Slightly lower transmission risk

In that report, researchers led by Hazhir Rahmandad, an associate professor of system dynamics at MIT Sloan School of Management, found that summer weather is not likely to halt the transmission of the Covid-19 coronavirus.

"Even though high temperatures and humidity can moderately reduce the transmission rates of coronavirus, the pandemic is not likely to diminish solely due to summer weather," Rahmandad said in an MIT news release.

To arrive at that conclusion, he and his colleagues analysed data on virus transmission and weather statistics across more than 3 700 locations between last December and 22 April.

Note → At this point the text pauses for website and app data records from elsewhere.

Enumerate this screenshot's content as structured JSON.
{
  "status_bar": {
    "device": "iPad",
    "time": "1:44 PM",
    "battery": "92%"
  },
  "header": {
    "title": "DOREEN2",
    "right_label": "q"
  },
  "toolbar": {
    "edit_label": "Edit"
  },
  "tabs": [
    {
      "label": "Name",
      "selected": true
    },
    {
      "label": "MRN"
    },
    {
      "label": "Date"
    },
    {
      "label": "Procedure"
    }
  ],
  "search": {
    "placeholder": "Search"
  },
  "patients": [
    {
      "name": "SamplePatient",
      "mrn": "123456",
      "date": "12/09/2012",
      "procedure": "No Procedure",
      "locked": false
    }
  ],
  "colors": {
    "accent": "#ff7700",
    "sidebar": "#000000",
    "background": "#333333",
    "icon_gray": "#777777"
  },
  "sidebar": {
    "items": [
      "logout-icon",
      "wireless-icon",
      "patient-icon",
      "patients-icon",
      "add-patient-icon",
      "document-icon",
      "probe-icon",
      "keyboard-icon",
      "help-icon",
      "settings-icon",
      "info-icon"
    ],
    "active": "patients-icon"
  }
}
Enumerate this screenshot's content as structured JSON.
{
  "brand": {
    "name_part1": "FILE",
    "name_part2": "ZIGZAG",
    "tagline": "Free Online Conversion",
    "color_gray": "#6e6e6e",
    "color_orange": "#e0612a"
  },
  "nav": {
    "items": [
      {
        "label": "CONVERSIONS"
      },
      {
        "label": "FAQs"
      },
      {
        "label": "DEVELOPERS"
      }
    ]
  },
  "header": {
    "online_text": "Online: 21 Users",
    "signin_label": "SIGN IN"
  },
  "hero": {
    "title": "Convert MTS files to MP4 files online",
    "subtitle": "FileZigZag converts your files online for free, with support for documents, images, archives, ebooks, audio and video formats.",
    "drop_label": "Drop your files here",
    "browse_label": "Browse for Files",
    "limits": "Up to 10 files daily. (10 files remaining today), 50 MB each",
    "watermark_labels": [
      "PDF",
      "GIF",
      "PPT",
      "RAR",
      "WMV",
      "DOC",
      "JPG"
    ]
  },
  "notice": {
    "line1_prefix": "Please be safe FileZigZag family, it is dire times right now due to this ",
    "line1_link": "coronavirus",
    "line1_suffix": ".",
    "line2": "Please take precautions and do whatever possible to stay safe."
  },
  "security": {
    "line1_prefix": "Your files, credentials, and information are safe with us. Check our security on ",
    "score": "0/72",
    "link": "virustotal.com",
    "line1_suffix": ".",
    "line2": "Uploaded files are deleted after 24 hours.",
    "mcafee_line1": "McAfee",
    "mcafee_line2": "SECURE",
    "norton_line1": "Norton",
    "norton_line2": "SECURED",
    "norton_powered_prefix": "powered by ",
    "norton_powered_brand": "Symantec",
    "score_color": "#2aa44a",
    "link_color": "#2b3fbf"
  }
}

They found only a slightly lower transmission risk, about a 1.7% reduction per 1 degree Fahrenheit, once temperatures rose above 77 degrees F (25 degrees Celsius).

The finding underscores the need to continue physical distancing, quarantining and hand-washing as many US states plan to reopen their economies, Rahmandad said.

"Policymakers and the public should remain vigilant in their responses to the health emergency, rather than assuming that the summer climate naturally prevents transmission," he said. "At best, weather plays only a secondary role in the control of the pandemic."

Person-to-person spread will continue

For the Canadian researchers, the finding that hotter weather doesn't reduce Covid-19 cases was surprising.

"We had conducted a preliminary study that suggested both latitude and temperature could play a role," said study co-author Dr Peter Jüni, also from the University of Toronto. "But when we repeated the study under much more rigorous conditions, we got the opposite result."

But Dr Amesh Adalja, a senior scholar at the Johns Hopkins Center for Health Security in Baltimore, said there are reasons why summer might not make a dent in Covid-19 infection rates.

"Because this is a novel virus, without population immunity, we can't expect to see a full suppression of transmission based on seasonality," he explained. "Though certain environmental conditions might be less conducive to spread from surfaces during summer months, the sheer fact that so many people are susceptible may not make as much of a difference because person-to-person spread will continue.

"It will be important that even in the summer months, states remain vigilant regarding the number of cases that are occurring with full situational awareness of the rate of hospitalisations, to prevent hospitals from going into a stress mode of functioning," Adalja noted.

Important new evidence

In the Canadian study, researchers compared the number of confirmed cases of Covid-19 in the United States, Canada and other countries on March 20 and again on March 27, to determine the effect of latitude, temperature, humidity, school closures, restrictions of mass gatherings, and physical distancing on the spread of the disease. They looked at a total of more than 375 600 confirmed Covid-19 cases.

The results showed little or no association between latitude or temperature with a rise in Covid-19 cases and a weak association between humidity and fewer cases.

But school closures, physical distancing and restrictions of large gatherings have helped control cases, according to the researchers.

"Our study provides important new evidence, using global data from the Covid-19 epidemic, that these public health interventions have reduced epidemic growth," Jüni said in the release.

"Our results are of immediate relevance as many countries, and some Canadian provinces and territories, are considering easing or removing some of these public health interventions," he added.